The Shōbōji Kofun (正法寺古墳) is a Kofun period burial mound, located in the Kira neighborhood of the city of Nishio, Aichi in the Tōkai region of Japan. The tumulus was designated a National Historic Site of Japan in 1936, with the area under protection extended in 2004.

==Overview==
The Shōbōji Kofun is located near the mouth of the Yahagi River facing Mikawa Bay in central Aichi Prefecture, on what was once a peninsula that extended about 400 meters east from an independent hill at an elevation of 115 meters. The coastline during the Kofun period is estimated to have reached about ten kilometers inland from the present site; however, from ancient and medieval times land reclamation gradually progressed due to sedimentation of the Yahagi River. The hills within two kilometers around the old burial mound are formed of gabbro, and the stones covering the kofun are almost entirely gabbroic. The soil around the tumulus is reddish brown clay, which is due to the iron content of gabbro.
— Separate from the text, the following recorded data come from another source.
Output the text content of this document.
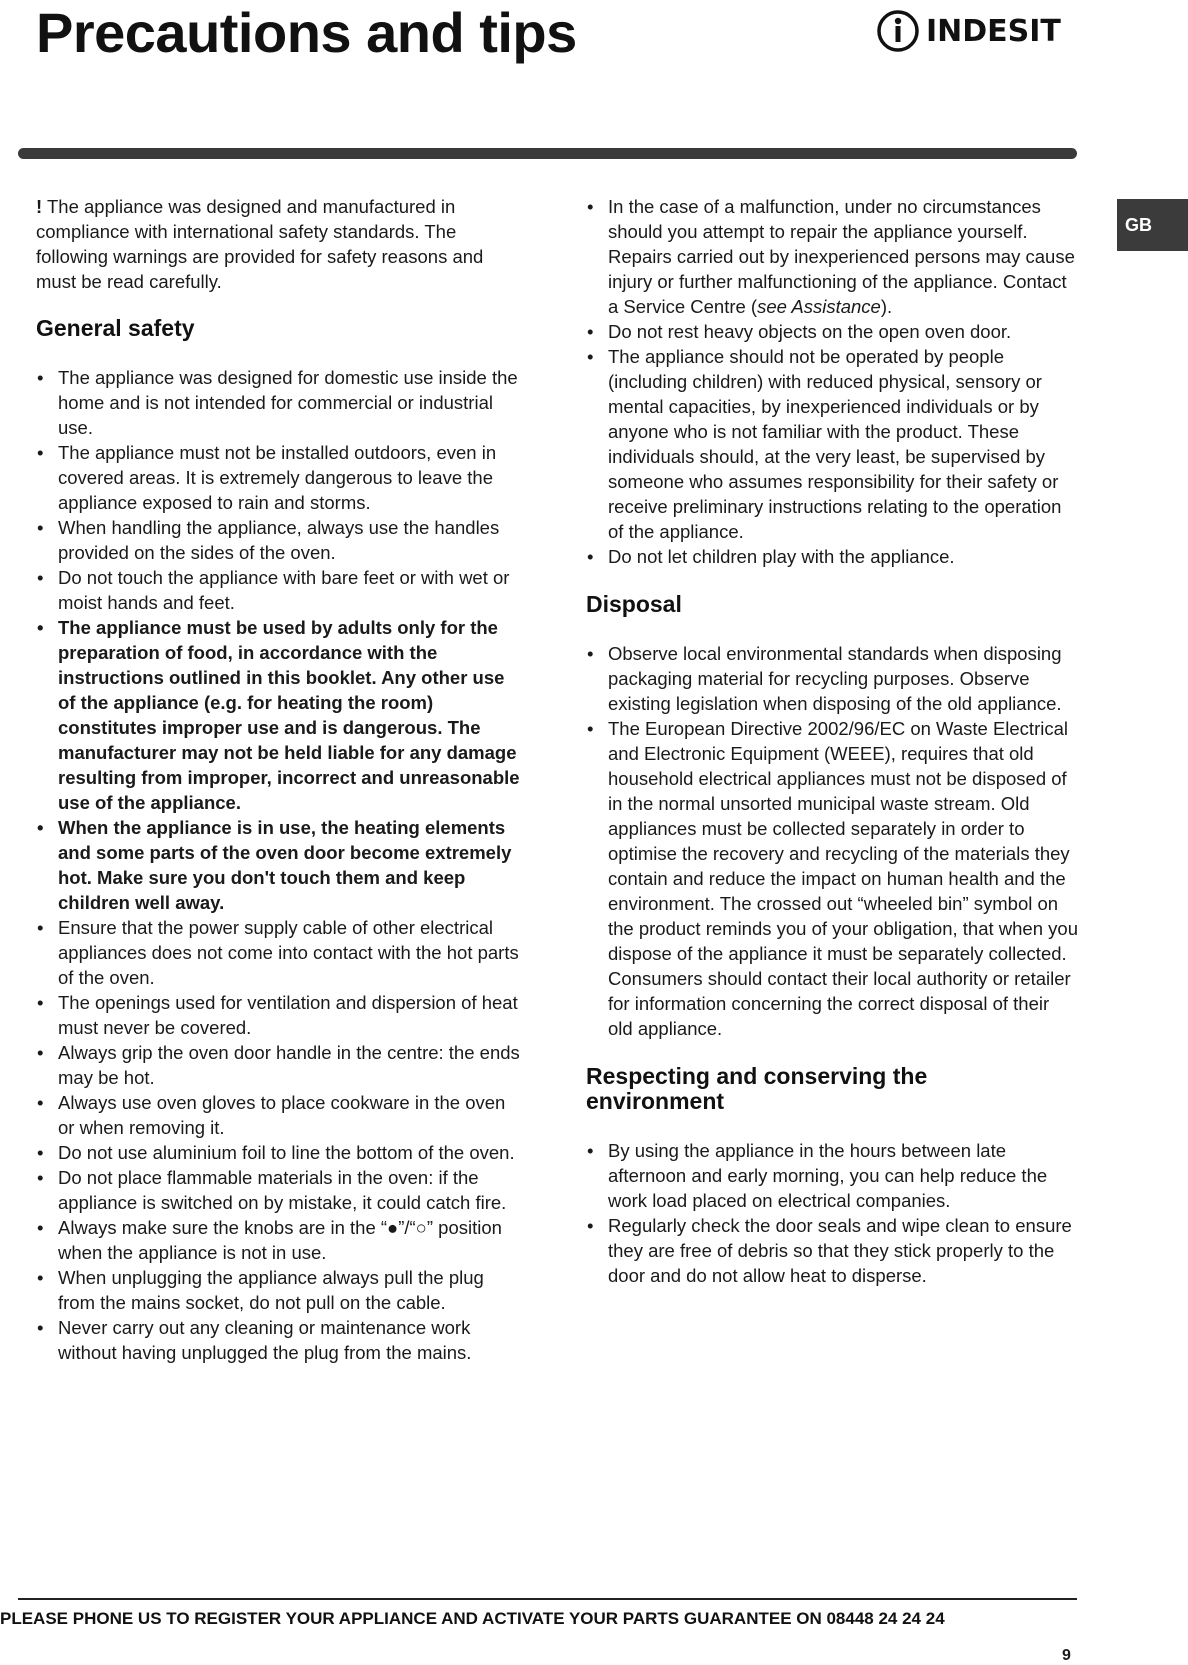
Precautions and tips	INDESIT
GB

! The appliance was designed and manufactured in compliance with international safety standards. The following warnings are provided for safety reasons and must be read carefully.

General safety
• The appliance was designed for domestic use inside the home and is not intended for commercial or industrial use.
• The appliance must not be installed outdoors, even in covered areas. It is extremely dangerous to leave the appliance exposed to rain and storms.
• When handling the appliance, always use the handles provided on the sides of the oven.
• Do not touch the appliance with bare feet or with wet or moist hands and feet.
• The appliance must be used by adults only for the preparation of food, in accordance with the instructions outlined in this booklet. Any other use of the appliance (e.g. for heating the room) constitutes improper use and is dangerous. The manufacturer may not be held liable for any damage resulting from improper, incorrect and unreasonable use of the appliance.
• When the appliance is in use, the heating elements and some parts of the oven door become extremely hot. Make sure you don't touch them and keep children well away.
• Ensure that the power supply cable of other electrical appliances does not come into contact with the hot parts of the oven.
• The openings used for ventilation and dispersion of heat must never be covered.
• Always grip the oven door handle in the centre: the ends may be hot.
• Always use oven gloves to place cookware in the oven or when removing it.
• Do not use aluminium foil to line the bottom of the oven.
• Do not place flammable materials in the oven: if the appliance is switched on by mistake, it could catch fire.
• Always make sure the knobs are in the “●”/“○” position when the appliance is not in use.
• When unplugging the appliance always pull the plug from the mains socket, do not pull on the cable.
• Never carry out any cleaning or maintenance work without having unplugged the plug from the mains.
• In the case of a malfunction, under no circumstances should you attempt to repair the appliance yourself. Repairs carried out by inexperienced persons may cause injury or further malfunctioning of the appliance. Contact a Service Centre (see Assistance).
• Do not rest heavy objects on the open oven door.
• The appliance should not be operated by people (including children) with reduced physical, sensory or mental capacities, by inexperienced individuals or by anyone who is not familiar with the product. These individuals should, at the very least, be supervised by someone who assumes responsibility for their safety or receive preliminary instructions relating to the operation of the appliance.
• Do not let children play with the appliance.
Disposal
• Observe local environmental standards when disposing packaging material for recycling purposes. Observe existing legislation when disposing of the old appliance.
• The European Directive 2002/96/EC on Waste Electrical and Electronic Equipment (WEEE), requires that old household electrical appliances must not be disposed of in the normal unsorted municipal waste stream. Old appliances must be collected separately in order to optimise the recovery and recycling of the materials they contain and reduce the impact on human health and the environment. The crossed out “wheeled bin” symbol on the product reminds you of your obligation, that when you dispose of the appliance it must be separately collected.
Consumers should contact their local authority or retailer for information concerning the correct disposal of their old appliance.
Respecting and conserving the environment
• By using the appliance in the hours between late afternoon and early morning, you can help reduce the work load placed on electrical companies.
• Regularly check the door seals and wipe clean to ensure they are free of debris so that they stick properly to the door and do not allow heat to disperse.
PLEASE PHONE US TO REGISTER YOUR APPLIANCE AND ACTIVATE YOUR PARTS GUARANTEE ON 08448 24 24 24
9
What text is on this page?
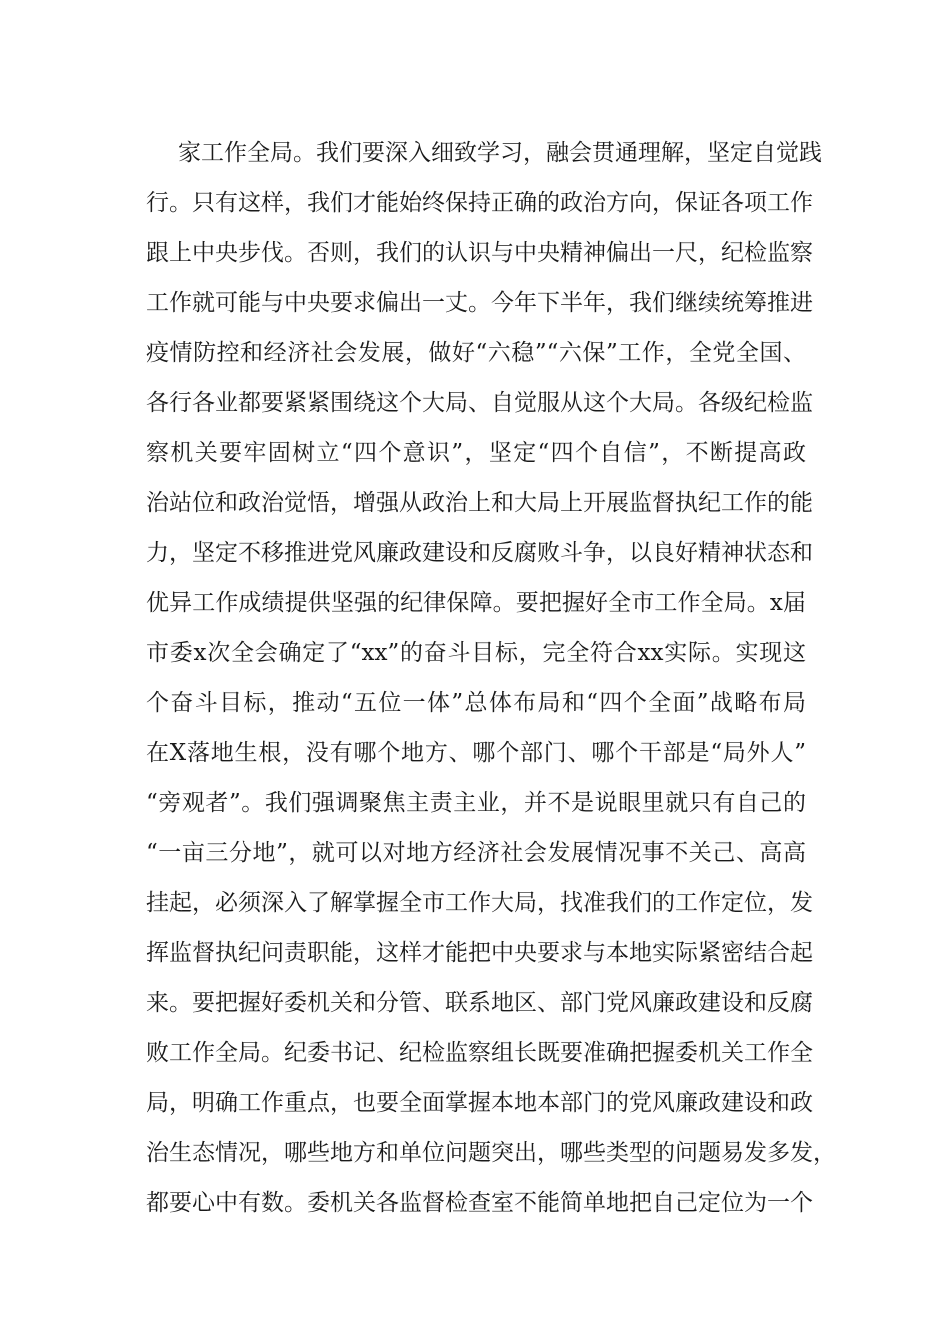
家工作全局。我们要深入细致学习，融会贯通理解，坚定自觉践
行。只有这样，我们才能始终保持正确的政治方向，保证各项工作
跟上中央步伐。否则，我们的认识与中央精神偏出一尺，纪检监察
工作就可能与中央要求偏出一丈。今年下半年，我们继续统筹推进
疫情防控和经济社会发展，做好“六稳”“六保”工作，全党全国、
各行各业都要紧紧围绕这个大局、自觉服从这个大局。各级纪检监
察机关要牢固树立“四个意识”，坚定“四个自信”，不断提高政
治站位和政治觉悟，增强从政治上和大局上开展监督执纪工作的能
力，坚定不移推进党风廉政建设和反腐败斗争，以良好精神状态和
优异工作成绩提供坚强的纪律保障。要把握好全市工作全局。x届
市委x次全会确定了“xx”的奋斗目标，完全符合xx实际。实现这
个奋斗目标，推动“五位一体”总体布局和“四个全面”战略布局
在X落地生根，没有哪个地方、哪个部门、哪个干部是“局外人”
“旁观者”。我们强调聚焦主责主业，并不是说眼里就只有自己的
“一亩三分地”，就可以对地方经济社会发展情况事不关己、高高
挂起，必须深入了解掌握全市工作大局，找准我们的工作定位，发
挥监督执纪问责职能，这样才能把中央要求与本地实际紧密结合起
来。要把握好委机关和分管、联系地区、部门党风廉政建设和反腐
败工作全局。纪委书记、纪检监察组长既要准确把握委机关工作全
局，明确工作重点，也要全面掌握本地本部门的党风廉政建设和政
治生态情况，哪些地方和单位问题突出，哪些类型的问题易发多发，
都要心中有数。委机关各监督检查室不能简单地把自己定位为一个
The name of "Shōbōji" refers to a Shingon sect temple built by the Ashikaga clan in the early Muromachi period and converted to the Sōtō sect during the Edo period. The tumulus was covered in pine forest during the Edo period and was not recognized as a kofun until after the start of the twentieth century. It was designated as a park in the 1930s, but as severely damaged by the Isewan Typhoon in 1959. The site was abandoned and overgrown for many years until the park was revived in 1989 and the dimensions of the kofun surveyed. Although the burial chamber was not opened, a total of 11 trenches were excavated in its sides from 1985 to 2002.

Per the 2001 and 2002 excavation, the tumulus was established to be a three-tiered zenpō-kōen-fun (前方後円墳), which is shaped like a keyhole, having one square end and one circular end, when viewed from above. However, this tumulus is unusual in that the front line is oblique to the main axis. This lack of symmetry was due to the contour of a natural hill, which was incorporated into the tumulus. The first and second ties were formed by cutting and contouring the natural hill, and the uppermost level was added as an embankment. The total length of the tumulus is 94 meters. The anterior rectangular portion is 55 meters wide and 6 meters high, and then posterior circular portion has diameter of 62 meters and height of eight meters. The mound was covered with fukiishi made from natural stone split stones found in the vicinity, rather than rounded river stones which was more typical. Numerous cylindrical haniwa have been uncovered at the site (although none in situ, and none with any decoration) as well as numerous Sue ware pottery shards. The haniwa date the construction of the tumulus to the late 4th to early 5th century.

Currently, the tumulus is maintained as an archaeological park. It is located about five minutes by car from Kira-Yoshida Station on the Meitetsu Nishio Line.